The definition of carbohydrate antigens is extremely complex. In addition to being determined by sequence changes within specific genes encoding glycosyltransferases, these enzymes often compete with each other for substrates affecting the nature and quantities of antigenic structures expressed and so changing blood group phenotype.

Selection of erythroid cells in acquired blood group variants

Antigens of the Cromer, Dombrock, Yt and JMH systems are on Type 5 glycoproteins, which are attached to the membrane through a GPI anchor, in which a lipid, linked to the protein through a short carbohydrate chain, is inserted into the outer leaflet of the membrane within the lipid rafts. Paroxysmal nocturnal haemoglobinuria (PNH), a disease characterized by intravascular haemolysis, venous thrombosis and blood cytopenias, is caused by somatic mutations in PIGA, an X-linked gene that encodes a subunit of an enzyme essential for the biosynthesis of the GPI anchor. Over 100 different mutations, most of which are small insertions or deletion, have been identified and occur within haemopoietic stem cells [10]. Somatic cells contain only one active X-chromosome, and consequently only one active PIGA gene. For the disease to manifest, the affected clone must expand at the expense of normal cells. It appears that normal, healthy people have low numbers of PIGA mutated cells. In PNH, an autoimmune process develops in which NK cells of the patient target GPI-linked proteins on normal blood cells and selectively destroys the normal blood cell population, leaving the mutated clone, which lack GPI-linked proteins, to proliferate [11,12]. The affected red cells in patients with PNH (PNHIII cells) are deficient in all GPI-linked proteins and lack all antigens of the Cromer, Dombrock, Yt and JMH systems.

Another acquired blood group phenotype is Tn polyagglutination, in which a proportion of red cells are agglutinated by most human sera. Tn results from the absence of active T-synthase, a galactosyltransferase that is involved in the synthesis of O-glycans. T-synthase catalyses the conversion of Tn (GalNAcα–Ser/Thr) to T (Galβ1,3GalNAcα–Ser/Thr). Exposure of α-linked N-acetylgalactosamine residues when Tn remains unconverted appears to be responsible for the polyagglutination. Like PNH, Tn results from clonal expansion of haemopoietic cells containing somatic inactivating mutations in an X-linked gene: C1GALT1C1 [13,14]. This gene encodes a molecular chaperone, which is essential for T-synthase activity.
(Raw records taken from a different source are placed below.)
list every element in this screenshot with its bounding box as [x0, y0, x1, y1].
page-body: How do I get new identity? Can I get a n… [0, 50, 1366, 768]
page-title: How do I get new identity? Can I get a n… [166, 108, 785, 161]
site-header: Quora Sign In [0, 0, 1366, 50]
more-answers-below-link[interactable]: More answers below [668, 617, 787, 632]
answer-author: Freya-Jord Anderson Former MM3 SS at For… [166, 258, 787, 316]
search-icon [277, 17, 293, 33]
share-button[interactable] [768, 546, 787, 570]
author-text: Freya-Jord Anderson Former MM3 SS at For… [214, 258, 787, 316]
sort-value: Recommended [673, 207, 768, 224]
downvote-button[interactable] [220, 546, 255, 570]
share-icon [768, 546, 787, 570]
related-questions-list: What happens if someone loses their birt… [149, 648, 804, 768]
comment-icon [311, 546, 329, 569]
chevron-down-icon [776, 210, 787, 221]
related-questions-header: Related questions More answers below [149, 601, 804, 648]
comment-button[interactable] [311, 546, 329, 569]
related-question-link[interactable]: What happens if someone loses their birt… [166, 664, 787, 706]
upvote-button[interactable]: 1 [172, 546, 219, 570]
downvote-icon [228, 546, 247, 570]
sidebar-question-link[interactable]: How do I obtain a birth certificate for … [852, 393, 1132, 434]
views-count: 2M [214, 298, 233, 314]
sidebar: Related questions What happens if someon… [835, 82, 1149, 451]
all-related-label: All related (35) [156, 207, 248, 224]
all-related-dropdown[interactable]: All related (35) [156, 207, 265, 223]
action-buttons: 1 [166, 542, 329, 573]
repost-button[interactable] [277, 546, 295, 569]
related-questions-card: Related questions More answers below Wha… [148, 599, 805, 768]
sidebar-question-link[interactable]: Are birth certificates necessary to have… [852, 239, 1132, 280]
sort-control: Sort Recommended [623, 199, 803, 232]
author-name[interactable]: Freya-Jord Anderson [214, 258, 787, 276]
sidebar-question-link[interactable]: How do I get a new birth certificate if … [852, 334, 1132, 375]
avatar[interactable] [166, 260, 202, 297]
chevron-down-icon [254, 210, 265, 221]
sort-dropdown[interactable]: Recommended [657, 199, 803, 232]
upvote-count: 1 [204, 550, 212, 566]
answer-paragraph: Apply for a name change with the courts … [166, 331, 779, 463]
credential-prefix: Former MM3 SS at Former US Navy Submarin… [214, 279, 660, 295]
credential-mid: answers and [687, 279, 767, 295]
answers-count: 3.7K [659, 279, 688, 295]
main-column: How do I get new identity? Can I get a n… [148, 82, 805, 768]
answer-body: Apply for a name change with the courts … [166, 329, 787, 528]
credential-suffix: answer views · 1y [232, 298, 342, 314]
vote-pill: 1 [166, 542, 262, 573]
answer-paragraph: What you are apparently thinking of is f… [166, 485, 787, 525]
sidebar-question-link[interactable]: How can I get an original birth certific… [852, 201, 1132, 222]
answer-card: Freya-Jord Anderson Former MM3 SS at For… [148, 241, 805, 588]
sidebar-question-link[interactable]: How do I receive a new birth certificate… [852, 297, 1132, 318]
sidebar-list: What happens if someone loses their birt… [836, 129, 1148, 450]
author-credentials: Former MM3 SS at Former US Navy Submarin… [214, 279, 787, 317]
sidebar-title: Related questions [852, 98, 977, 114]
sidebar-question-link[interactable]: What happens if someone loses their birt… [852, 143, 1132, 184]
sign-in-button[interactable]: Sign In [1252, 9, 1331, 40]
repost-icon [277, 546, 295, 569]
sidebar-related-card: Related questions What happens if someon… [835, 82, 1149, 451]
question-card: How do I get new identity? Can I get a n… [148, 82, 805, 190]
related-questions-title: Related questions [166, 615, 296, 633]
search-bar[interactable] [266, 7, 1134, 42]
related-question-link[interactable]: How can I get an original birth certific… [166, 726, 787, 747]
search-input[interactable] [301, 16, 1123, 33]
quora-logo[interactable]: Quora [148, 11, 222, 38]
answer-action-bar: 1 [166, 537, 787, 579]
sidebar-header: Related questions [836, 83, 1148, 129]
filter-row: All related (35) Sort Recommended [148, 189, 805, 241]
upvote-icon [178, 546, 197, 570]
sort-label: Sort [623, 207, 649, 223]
If a similar process occurs in Tn donors to that in PNH, then NK cells targeting the normal O-glycans of blood cells would be expected in donors having large populations of Tn-positive blood cells.
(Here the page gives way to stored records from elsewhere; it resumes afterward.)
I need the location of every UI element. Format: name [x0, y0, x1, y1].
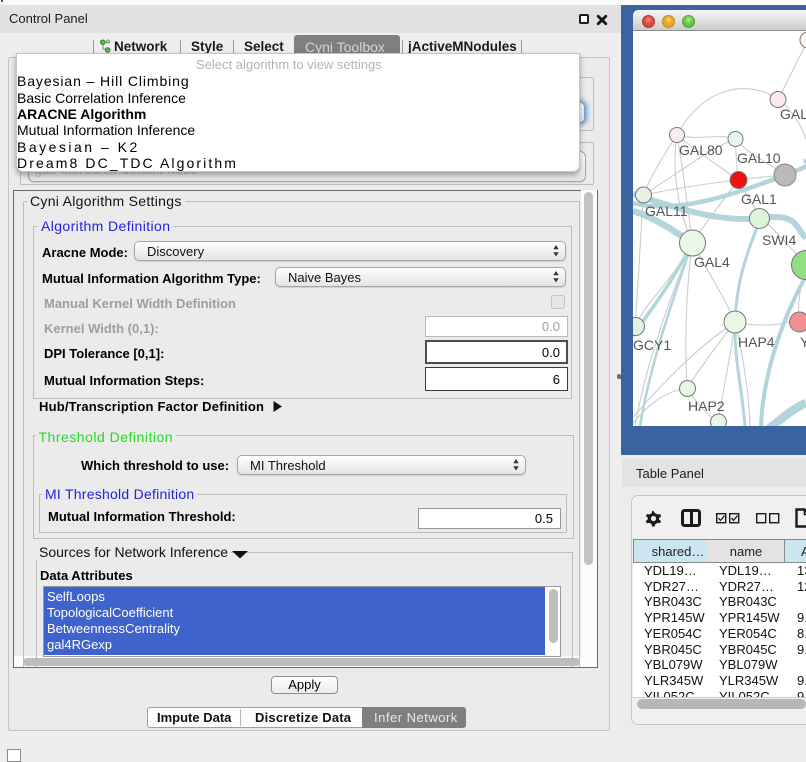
- svg-text:Y: Y: [800, 334, 806, 350]
- svg-text:GAL4: GAL4: [694, 254, 730, 270]
- svg-text:GAL1: GAL1: [741, 191, 777, 207]
- svg-text:HAP4: HAP4: [738, 334, 775, 350]
- svg-text:GCY1: GCY1: [633, 337, 671, 353]
- svg-text:GAL80: GAL80: [679, 142, 723, 158]
- svg-text:GAL11: GAL11: [645, 203, 688, 219]
- svg-text:HAP2: HAP2: [688, 398, 725, 414]
- svg-text:GAL7: GAL7: [780, 106, 806, 122]
- svg-text:GAL10: GAL10: [737, 150, 781, 166]
- svg-text:SWI4: SWI4: [762, 232, 796, 248]
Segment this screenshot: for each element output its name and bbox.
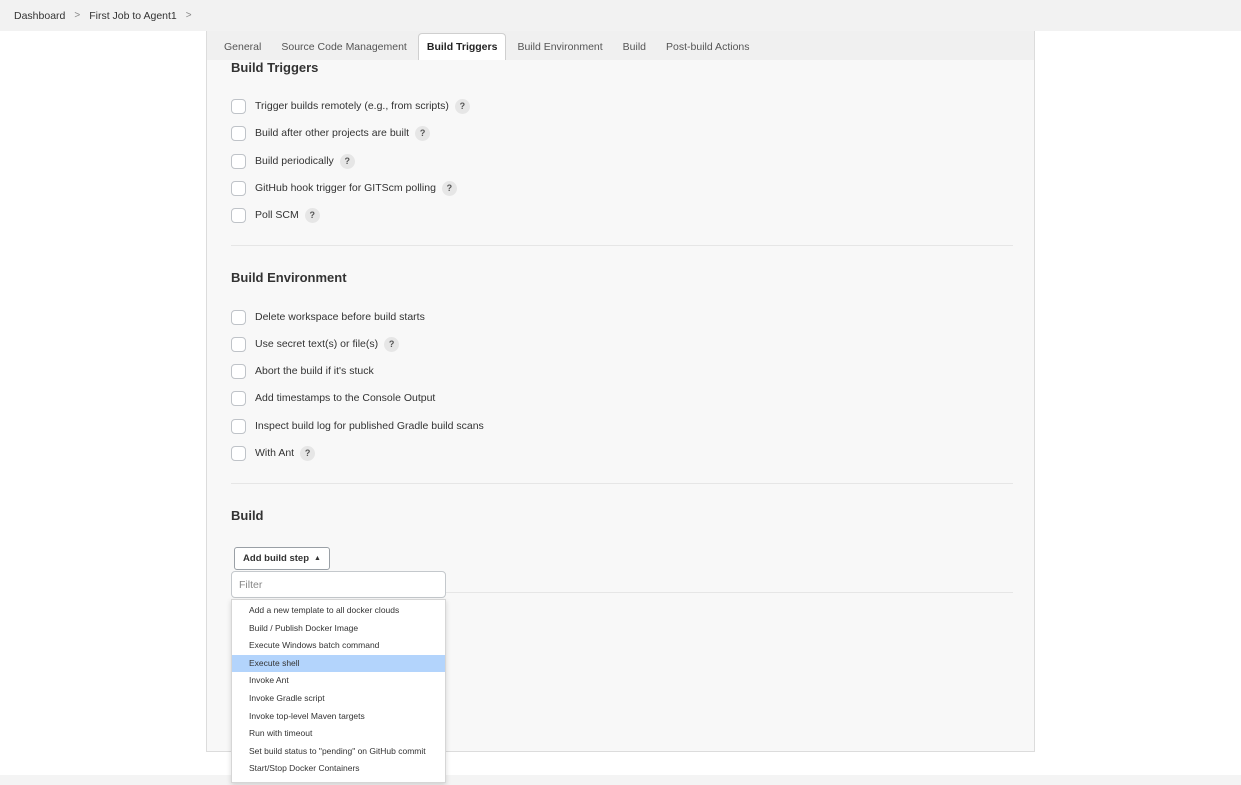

The serological definition of blood groups is vital in blood transfusion and in solid organ transplantation and has made these two practices possible. The molecular genetic definition of blood group polymorphism means that it is now possible to predict serologically defined phenotypes from DNA. This is extremely valuable when suitable red cell samples are not available, such as for fetal testing or for testing red cells of recently transfused patients or patients whose red cells are coated with immunoglobulin. In the near future, molecular genetic testing for prediction of blood group phenotypes may replace much serological testing simply because it is more easily automated and often more accurate. It will not, however, replace serological ABO typing, in the foreseeable future.

The molecular definition of blood groups at the nucleic acid, protein and carbohydrate levels has provided a vast amount of information on the red cell membrane, its interaction with the red cell cytoskeleton, and the functions of its various components.